Filière porcine en Bretagne : l'État et la Région signent un plan pour l'avenir
22/02/2016
© Préfecture de Bretagne
A l'issue de 3 semaines de concertations avec l'ensemble des acteurs, Stéphane Le Foll, ministre de l’agriculture, de l’agroalimentaire et de la forêt, s’est rendu ce lundi 22 février en Bretagne aux côtés de Jean-Yves Le Drian, président de Région. Ensemble, ils ont signé un plan pour l’avenir de la filière porcine en Bretagne. Ainsi, l’État et la Région s’engagent et mobilisent les acteurs.

Dans un contexte de déséquilibre de l'offre et de la demande qui se conjugue avec une forte concurrence européenne, les éleveurs porcins en Bretagne ont eu un dialogue constructif avec les pouvoirs publics et l’ensemble des acteurs de la filière pour que des initiatives permettant d’assurer la pérennité de la production porcine en Bretagne soient prises.

Une mobilisation collective et durable

L’État et la Région réaffirment leur détermination pour que la filière porcine conserve sa place de pilier de l’agriculture et de l’agroalimentaire en Bretagne, région qui est, et doit rester, une des principales régions agricoles d’Europe.

"Il est important d’appréhender la crise actuelle comme ce qu’elle est : non pas la crise d’un cycle mais la crise d’un système qui questionne et interpelle la puissance publique mais aussi l’ensemble des maillons de la chaîne de valeurs : producteurs, abatteurs, transformateurs, distributeurs et consommateurs." Comme l'ont rappelé les ministres.

Plan d’actions : les trois chantiers

S’appuyant sur les nombreux échanges organisés, l’État et la Région appellent également à la mobilisation de l’ensemble de la filière pour mener les chantiers indispensables à la réussite collective. Ces chantiers, soutenus par la puissance publique, mais qui dépendent de la profession, doivent viser l’amélioration directe de la rémunération des exploitants :

1. Assurer une meilleure rémunération sur le marché intérieur et international

Objectif :
Il s’agit de différencier l’offre française par une qualification appropriée de sa valeur environnementale et sanitaire, pour reconquérir les parts de marché perdues auprès des consommateurs en les satisfaisant au mieux. Cette différenciation doit favoriser une rémunération plus satisfaisante de la production. Elle doit également contribuer à favoriser la commercialisation de la production bretonne à l’international. En effet, la filière porcine doit rester une filière d’exportation.

Actions de l’État et de la Région :
Le gouvernement a saisi la Commission européenne lundi 15 février sur un projet de décret rendant obligatoire l’étiquetage de l’origine des viandes dans les produits transformés, qui avait été présenté préalablement aux professionnels agricoles et agroalimentaires.
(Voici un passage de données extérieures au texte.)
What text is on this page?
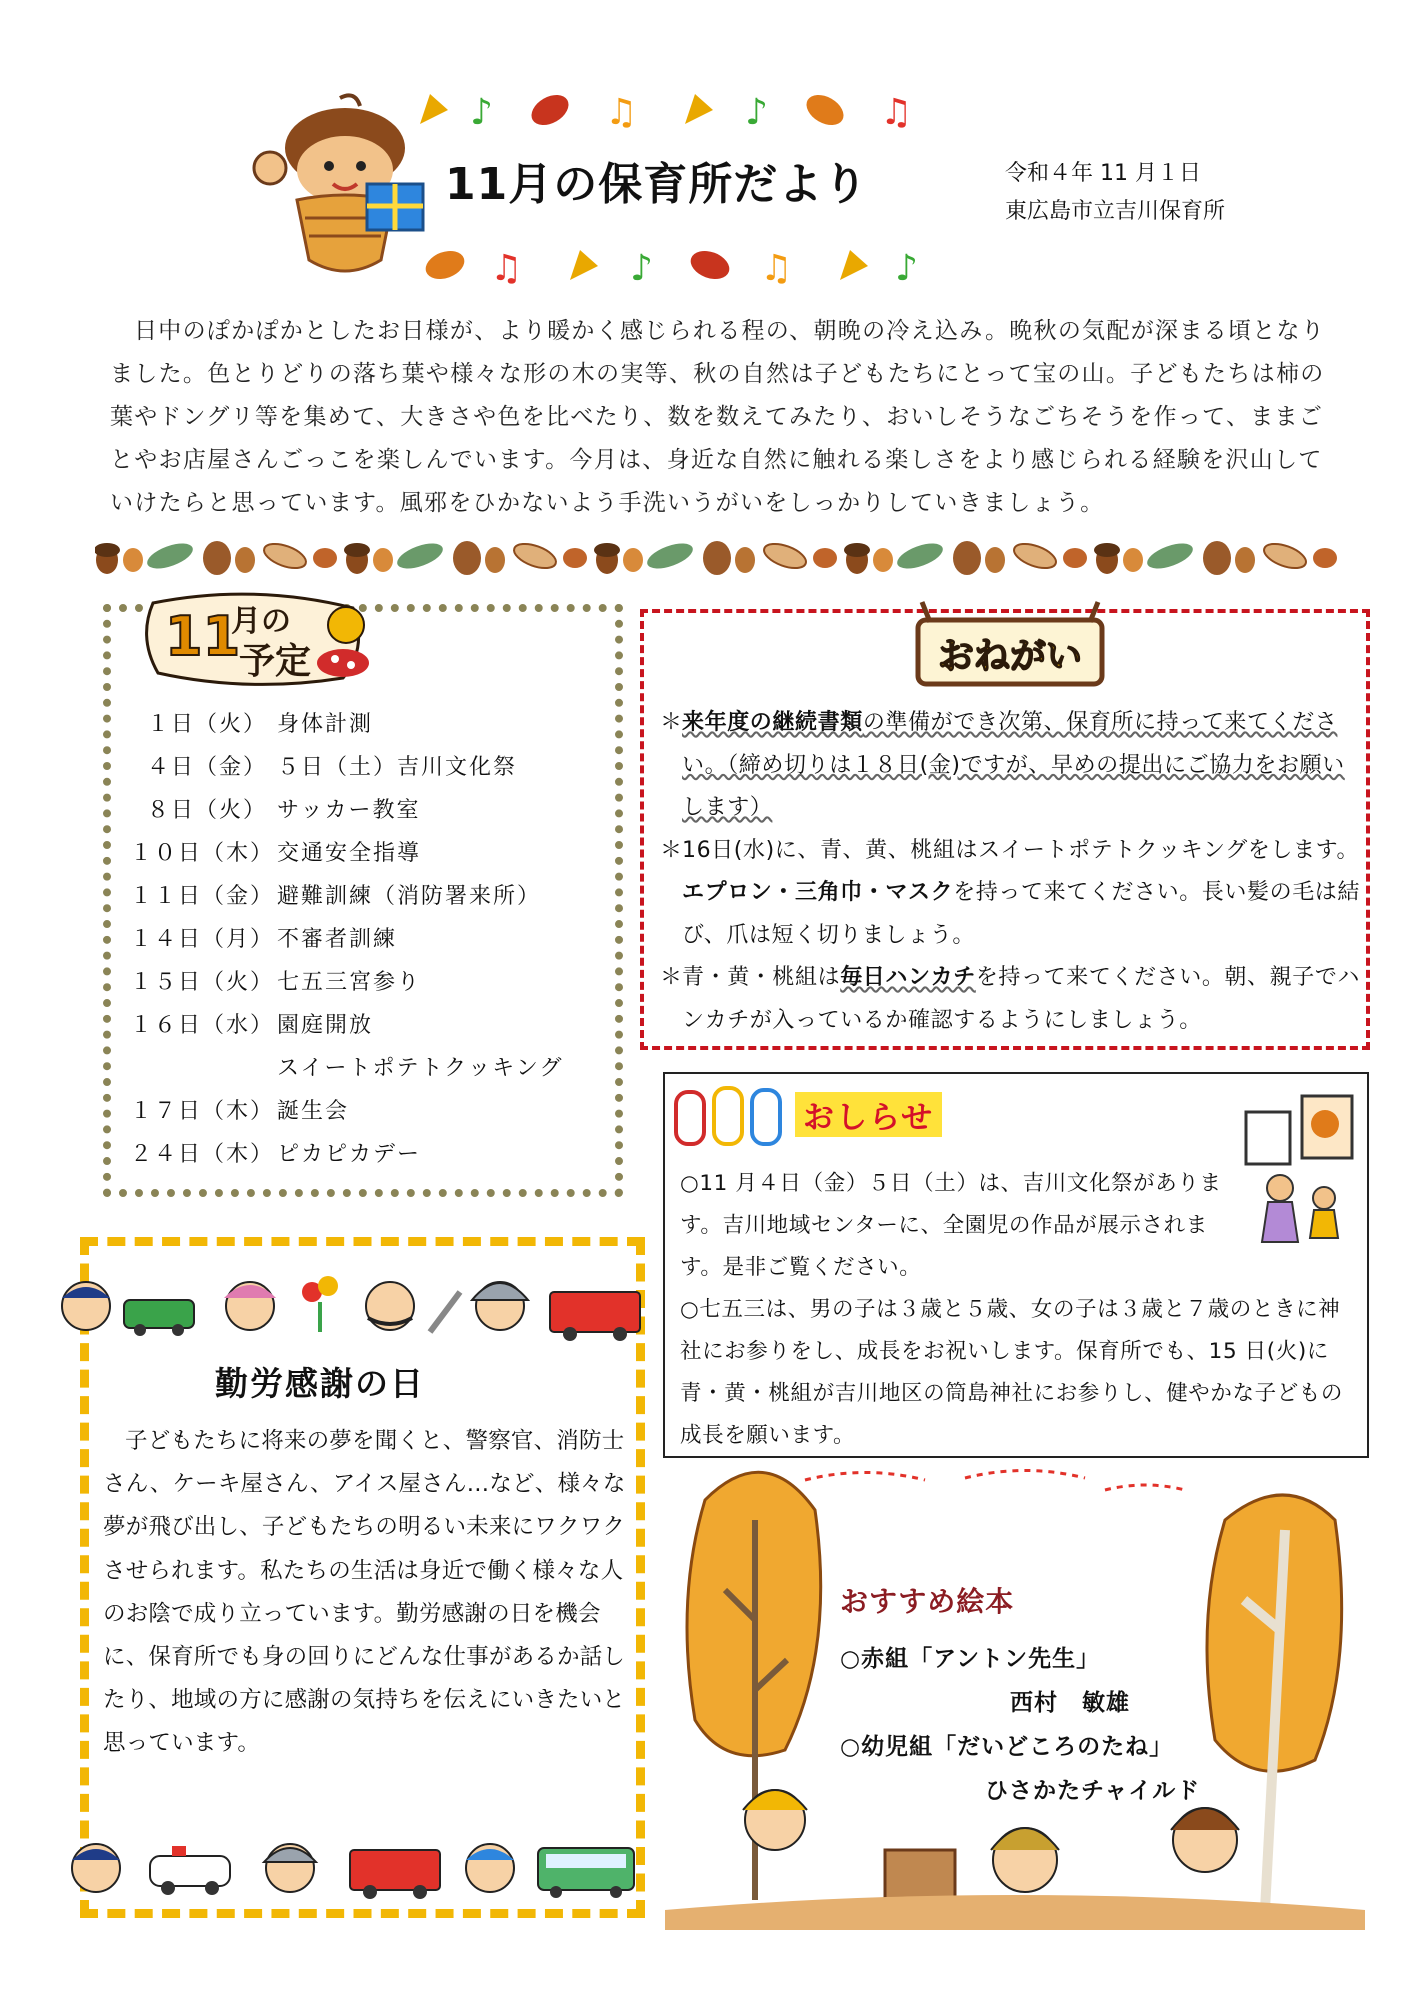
♪	♫	♪	♫
♫	♪	♫	♪
11月の保育所だより	令和４年 11 月１日
東広島市立吉川保育所
日中のぽかぽかとしたお日様が、より暖かく感じられる程の、朝晩の冷え込み。晩秋の気配が深まる頃となりました。色とりどりの落ち葉や様々な形の木の実等、秋の自然は子どもたちにとって宝の山。子どもたちは柿の葉やドングリ等を集めて、大きさや色を比べたり、数を数えてみたり、おいしそうなごちそうを作って、ままごとやお店屋さんごっこを楽しんでいます。今月は、身近な自然に触れる楽しさをより感じられる経験を沢山していけたらと思っています。風邪をひかないよう手洗いうがいをしっかりしていきましょう。
11
月の
予定
１日（火） 身体計測
４日（金） ５日（土）吉川文化祭
８日（火） サッカー教室
１０日（木） 交通安全指導
１１日（金） 避難訓練（消防署来所）
１４日（月） 不審者訓練
１５日（火） 七五三宮参り
１６日（水） 園庭開放
スイートポテトクッキング
１７日（木） 誕生会
２４日（木） ピカピカデー
おねがい
＊来年度の継続書類の準備ができ次第、保育所に持って来てください。（締め切りは１８日(金)ですが、早めの提出にご協力をお願いします）
＊16日(水)に、青、黄、桃組はスイートポテトクッキングをします。エプロン・三角巾・マスクを持って来てください。長い髪の毛は結び、爪は短く切りましょう。
＊青・黄・桃組は毎日ハンカチを持って来てください。朝、親子でハンカチが入っているか確認するようにしましょう。
おしらせ
○11 月４日（金）５日（土）は、吉川文化祭があります。吉川地域センターに、全園児の作品が展示されます。是非ご覧ください。
○七五三は、男の子は３歳と５歳、女の子は３歳と７歳のときに神社にお参りをし、成長をお祝いします。保育所でも、15 日(火)に青・黄・桃組が吉川地区の筒島神社にお参りし、健やかな子どもの成長を願います。
勤労感謝の日
子どもたちに将来の夢を聞くと、警察官、消防士さん、ケーキ屋さん、アイス屋さん…など、様々な夢が飛び出し、子どもたちの明るい未来にワクワクさせられます。私たちの生活は身近で働く様々な人のお陰で成り立っています。勤労感謝の日を機会に、保育所でも身の回りにどんな仕事があるか話したり、地域の方に感謝の気持ちを伝えにいきたいと思っています。
おすすめ絵本
○赤組「アントン先生」
西村　敏雄
○幼児組「だいどころのたね」
ひさかたチャイルド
Cette démarche se veut complémentaire de la démarche « Viande de France » initiée par les professionnels et dont l’efficacité est pleinement démontrée aujourd’hui.

La Région, en lien avec les collectivités bretonnes, s’engage à favoriser les achats responsables de viande porcine dans la restauration hors domicile. Elle pourra s’appuyer sur les travaux conduits par le Ministère de l’agriculture, de l’agroalimentaire et de la forêt afin d’appuyer les acheteurs publics dans la passation de leurs contrats (guides, boite à outils incluant des propositions de clauses à inclure dans les contrats, …).

L’État et la Région s’engagent à soutenir les démarches d’innovation permettant de mieux valoriser la production, en particulier par :

  • le soutien des projets innovants dans le domaine de la production pour anticiper les besoins des consommateurs (segmentation de produits, nouvelles recettes…) et les évolutions technologiques (bâtiment du futur, intégration du numérique…)
  • la mobilisation et fédération des acteurs de l'innovation au service de la filière : fédération des centres techniques bretons, mobilisation des acteurs de la recherche (projet Carnot d'un outil de transfert de technologie).

L’État et la Région soutiendront les actions permettant de mieux positionner l’offre de porc français pour favoriser sa valorisation tout au long de la filière du producteur jusqu’au consommateur :

  • les travaux de l’UGPVB d’élaboration d’un cahier des charges à la production répondant aux attentes de l’aval et des consommateurs seront appuyés par l’administration et accompagnés financièrement par la Région.
  • la démarche de progrès vers un accord UGPVB – abatteurs – distributeurs sera également soutenue.

L’Etat et la Région encouragent les efforts engagés pour assurer une contractualisation entre les producteurs et leurs acheteurs, tenant compte du prix des aliments pour bétail.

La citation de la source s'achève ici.